Now he is angry that I don't trust him, he was caught 2 months ago with incognito porn and it's happened again since, just recently this morning when this all came to a head. He wants me to believe that he hasn't been looking in years. He knows I had no way to verify if he ever was or wasn't and I feel like I'm being blamed for the porn use now. If I just had of rug swept the issue of rebuilding and my lack of trust and suspicion for the last few years he wouldn't be doing it now. He also told me I don't deserve respect after the way I have behaved and that I've been abusive over the years. I've been trying to rattle my head around this. I feel like I'm now in the position of I'm not allowed to be angry and I'm not allowed to feel hurt and their will never be healing because in his eyes I don't deserve it. He wont stop now because he doesnt respect me enough. One part of me is saying that this is just him justifying it. That it's an excuse for him to keep doing it and not have to deal with the heavy lifting to make this right. The other side of me is saying well what if he is right? Do I really deserve him to make the effort after what I have done. I have been abusive, Ive exploded in anger at him over the years, I've also cheated. He doesnt need to make anything up to me. If he doesnt respect me then I can't expect him to care how I feel or work through it with me. I can't expect him to be empathetic to how much damage it has caused me and learn how to meet my needs. Those are what I need to heal from it but with how I've behaved I really dont deserve that from him.

Yet he still wants to stay married but it seems it's under the condition that he can continue on with how he is behaving and me not trying to change that. I'm definitely not ok with this. I feel extremely damaged, I don't feel my needs are being met and I'm lonely, miserable and just craving connection in my marraige. I can't see how he would be ok with living like this either. He booked an appointment with a counsellor this morning begrudgingly so I'm not sure if that's a start or just another attempt to placate me with no follow through intended.

I can't see what's going on, I'm trying but it just looks so misty
Am I missing something?
 

malando

Moderator
Staff member
Moderator
First, porn addicts are liars - don't believe him when he says he stopped for years. If that were the case, you would have noticed a big difference in his attitude to you, and in particular, his level of sexual interest in you. If her stayed the same, he's lying. He's gaslighting you - making you doubt your instincts and question whether you are the problem in order to deflect the blame. I think the reason you cheated is because the devotion and loyalty within your relationship is at critically low levels. He's withdrawn from you in all the senses you need him. It's not ideal to have an affair, but it is understandable after years of neglect and feeling unwanted.
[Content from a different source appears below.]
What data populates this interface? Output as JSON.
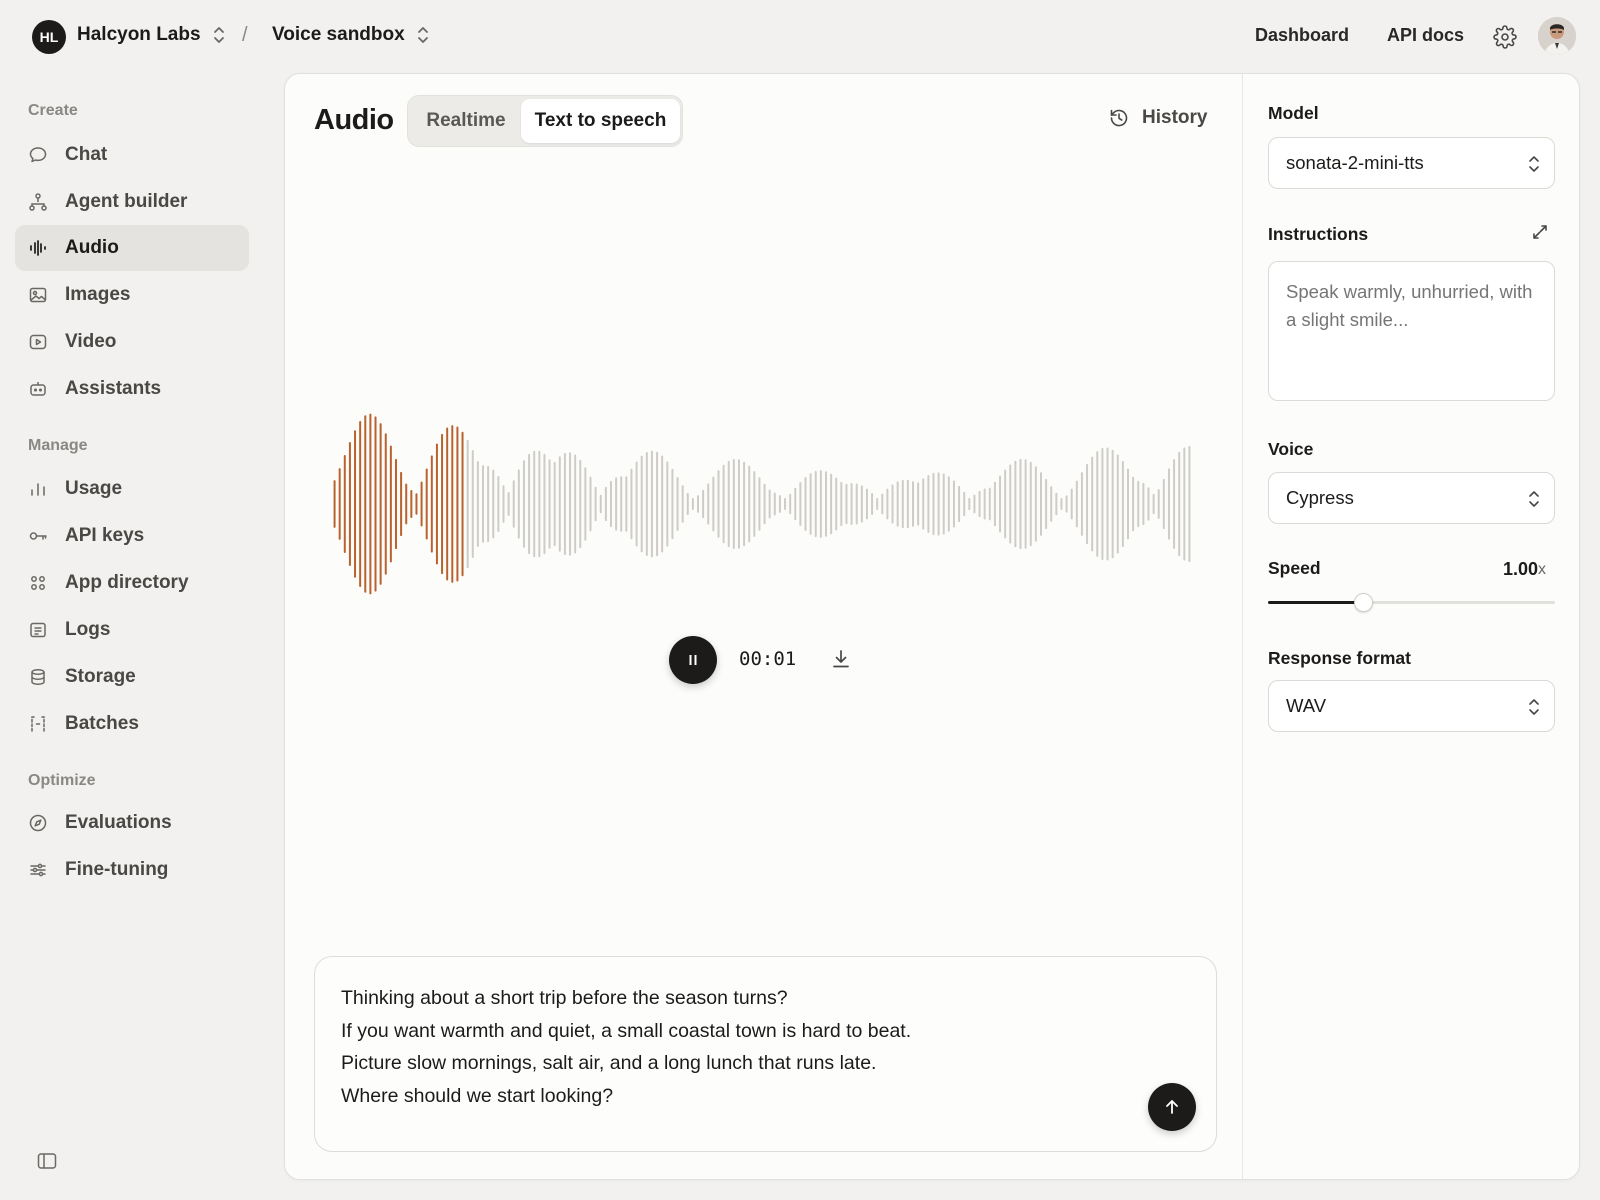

You should forgive yourself for that. I don't see this situation getting any better for you unless you deliver some stern ultimatums about what you need, and what you aren't willing to accept. He can't behave like a porn-addled teenager and also receive the family support he's taking for granted. There has to be some effort on his part to treat you with more respect and to acknowledge that he is completely under the spell of his addiction. I think you'll probably need counselling to get anywhere with it because clearly if your discussions always devolve into raging arguments, you can't reach any positives conclusions that way.  Best wishes, M.
 

Gracie

Moderator
Staff member
Moderator
This is a tough thing for wives.  A lot of times for me it seemed like a dog chasing its tail.  I will post more later. But, set a small goal to work towards. For yourself.  For me one goal I had when I discovered his use was to wring his neck..lol.  However I went on line to see if there were other women.  At that time not many.  I hopped in to a men?s forum and asked questions and learned a lot and I think they did too.  Spill your feelings here.  Because there are so many thoughts.  You can PM me if their is something you feel is too personal.  But, you are in the right place!